The cold rain may have kept some home. It merely forced tens of thousands of others to move to the concourse, where they chanted political slogans and danced to Mandela chants for hours.

“It is a sign the king has passed on,” said Hasani Muhanyi.

In 529, Jody Moothee, a young realtor from El Dorado Park in Soweto, will tell you that Mandela is “second best, only after Jesus, he is a saint on Earth.’’

He will tell you he was only six when Mandela was released from 27 years of often brutal captivity, but that he learned of the great man at the feet of his own father, an anti-apartheid activist. When his father Dees returns with hot coffee, he will spin non-stop yarns of those days, speak with a reverence of his homeland and, within 15 minutes, the three of you are like family.

Dees Moothee was born in 1961, a Soweto student in 1976 at a time of violent uprising, a member of a group called XStop, which fought to bring blacks into the core of Johannesburg. He was imprisoned sporadically for his activism.

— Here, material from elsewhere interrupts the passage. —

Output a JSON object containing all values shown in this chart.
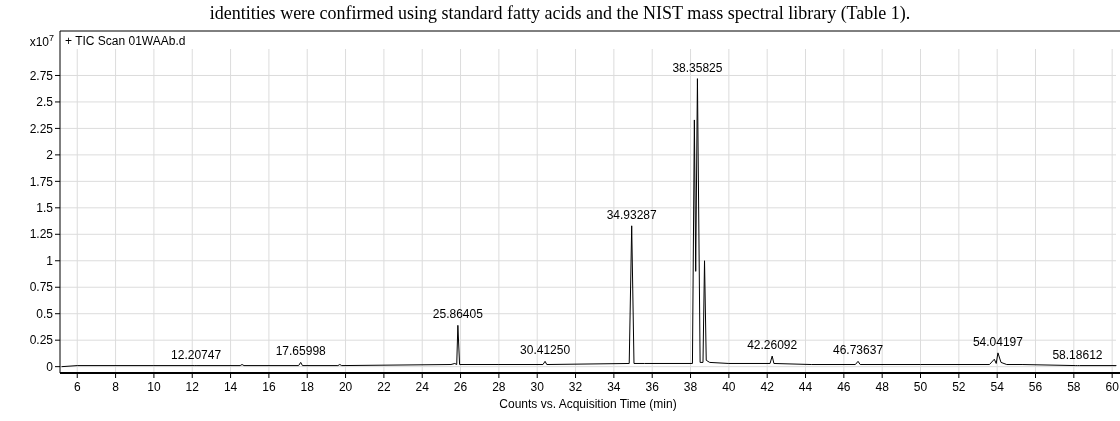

“Two months here, three months there, nothing big. You’re in, then you’re out, you know how it goes,” he says.

He sees a much more hopeful South Africa now, one he feels should be perpetually governed by the ANC because that is the only way his son’s generation and the generation after that will make progress.

The large crowd heard from U.S. President Obama, Brazilian President Dilma Rousseff, Chinese Vice-President Li Yuanchao, Namibian President Hifikepunye Pohamba, Indian President Pranab Mukherjee and Cuban President Raul Castro.

United Nations Secretary General Ban Ki-moon was given a rapturous ovation, Zuma was abused by the crowd all day long and Winnie Mandela, shown on the scoreboard, drew fevered cheers.

Prime Minister Harper led a delegation that included former prime ministers Jean Chrétien, Brian Mulroney and Kim Campbell, but Harper was not invited to speak: those at the podium had been chosen to represent regions.

In all, there were 91 heads of government or state in attendance, along with the likes of Bono, Oprah and South African star Charlize Theron, who still goes by two names.

One image that will last from this event — a quick handshake between Obama and Castro.

Obama electrified the crowd when he told them Mandela “woke me up to my responsibilities — to others, and to myself — and set me on an improbable journey that finds me here today.”

But he also said there are leaders today who publicly embrace Mandela’s message of freedom but brook no dissent at home.

Fact was, with the exception of Obama, many celebrants largely ignored the leaders and snake-danced through damp corridors.

Hours before the first words ushered in the program, 45 minutes late, they sang and swayed, danced and pumped their fists in the air in unison, shouting “Vive Mandela.”

It was a day for the locals to smile and offer a sincere, “thanks for coming,” when you stop to chat, as if you had taken time to honour an elderly relative, and that’s how it often felt at the stadium on Tuesday.

In the concourse, I encountered Tebogo Ditsele, a member of the ANC youth wing. More accurately, he encountered me.

He draped a Mandela flag around my shoulder and asked that our picture be taken together.

“This is the new South Africa, white and black together,” he told me as we embraced.

When proffered the print by one of the gang of photographers who inhabit this stadium on game day or memorial day, he said, “I will have this framed.”

It seems cheesy to even write that.

Except, of course, it happened on a rainy, chilly day when a man who made things like that happen was being remembered.